従来、大量の澱粉を非晶化する実用的な方法としては、大量の水を用いて炊飯した後、乾燥、粉砕の工程を経る必要がありました。しかし、この方法では加熱・乾燥に多くのエネルギーを要するためコストが高く、さらに大規模な設備が必要になるという課題がありました。
こうした従来の常識を覆す世界に先駆けた技術として、山形大学大学院の西岡昭博教授は、水を一切使用せず、せん断力と加熱のみで澱粉やセルロースを瞬時に非晶化する独自技術「Amorfast®」を開発しました。
「Amorfast®」は、従来の非晶化工程に不可欠であった水を用いた加熱処理やその後の冷却・乾燥工程を必要としません。そのため、省エネルギーかつ低環境負荷での製造が可能となる革新的な技術です。非晶化とは結晶構造を破壊する技術であり、この処理によって素材の消化率が向上するほか、粘弾性や乳化性といった新たな機能を付加することができます。
食品分野では、米に機能性を付加することで小麦代替の可能性を広げ、米の消費拡大に寄与します。飼料分野では、穀物の消化率を向上させることで飼料効率を高め、原料価格高騰による畜産飼料コストの低減に貢献します。さらにバイオマス分野では、化学薬品を一切使用せず、水などの溶媒や分散媒も不要であるため、廃液や副産物を発生させない、低環境負荷、低コストな前処理を実現します。これにより、バイオマスのアップサイクルを加速させることが期待されます。

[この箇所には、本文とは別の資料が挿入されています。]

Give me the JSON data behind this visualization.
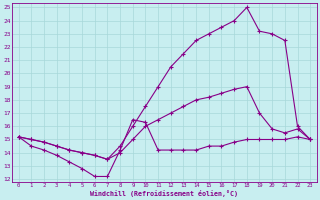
{
  "xlabel": "Windchill (Refroidissement éolien,°C)",
  "bg_color": "#c8eef0",
  "grid_color": "#a8d8da",
  "line_color": "#880088",
  "xlim": [
    -0.5,
    23.5
  ],
  "ylim": [
    11.8,
    25.3
  ],
  "xticks": [
    0,
    1,
    2,
    3,
    4,
    5,
    6,
    7,
    8,
    9,
    10,
    11,
    12,
    13,
    14,
    15,
    16,
    17,
    18,
    19,
    20,
    21,
    22,
    23
  ],
  "yticks": [
    12,
    13,
    14,
    15,
    16,
    17,
    18,
    19,
    20,
    21,
    22,
    23,
    24,
    25
  ],
  "line1_x": [
    0,
    1,
    2,
    3,
    4,
    5,
    6,
    7,
    8,
    9,
    10,
    11,
    12,
    13,
    14,
    15,
    16,
    17,
    18,
    19,
    20,
    21,
    22,
    23
  ],
  "line1_y": [
    15.2,
    15.0,
    14.8,
    14.5,
    14.2,
    14.0,
    13.8,
    13.5,
    14.5,
    16.0,
    17.5,
    19.0,
    20.5,
    21.5,
    22.5,
    23.0,
    23.5,
    24.0,
    25.0,
    23.2,
    23.0,
    22.5,
    16.0,
    15.0
  ],
  "line2_x": [
    0,
    1,
    2,
    3,
    4,
    5,
    6,
    7,
    8,
    9,
    10,
    11,
    12,
    13,
    14,
    15,
    16,
    17,
    18,
    19,
    20,
    21,
    22,
    23
  ],
  "line2_y": [
    15.2,
    15.0,
    14.8,
    14.5,
    14.2,
    14.0,
    13.8,
    13.5,
    14.0,
    15.0,
    16.0,
    16.5,
    17.0,
    17.5,
    18.0,
    18.2,
    18.5,
    18.8,
    19.0,
    17.0,
    15.8,
    15.5,
    15.8,
    15.0
  ],
  "line3_x": [
    0,
    1,
    2,
    3,
    4,
    5,
    6,
    7,
    8,
    9,
    10,
    11,
    12,
    13,
    14,
    15,
    16,
    17,
    18,
    19,
    20,
    21,
    22,
    23
  ],
  "line3_y": [
    15.2,
    14.5,
    14.2,
    13.8,
    13.3,
    12.8,
    12.2,
    12.2,
    14.2,
    16.5,
    16.3,
    14.2,
    14.2,
    14.2,
    14.2,
    14.5,
    14.5,
    14.8,
    15.0,
    15.0,
    15.0,
    15.0,
    15.2,
    15.0
  ]
}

「Amorfast®」は、食料、エネルギー、環境といった多方面の社会課題に対し同時にアプローチできる非晶化技術であり、さらに、その応用可能性はこれらの分野にとどまらず、今後さまざまな領域へ広がっていくことが期待されます。

図1 Amorfast®の概略図

図2 Amorfast®米粉を用いた食品
参考文献
Katsuno, K., Nishioka, A., Koda, T., Miyata, K., Murasawa, G., Nakaura, Y., and Inouchi, N.,
「Novel method for producing amorphous rice flours by milling without adding water」 Starch/Stärke, 62, 475-479, (2010).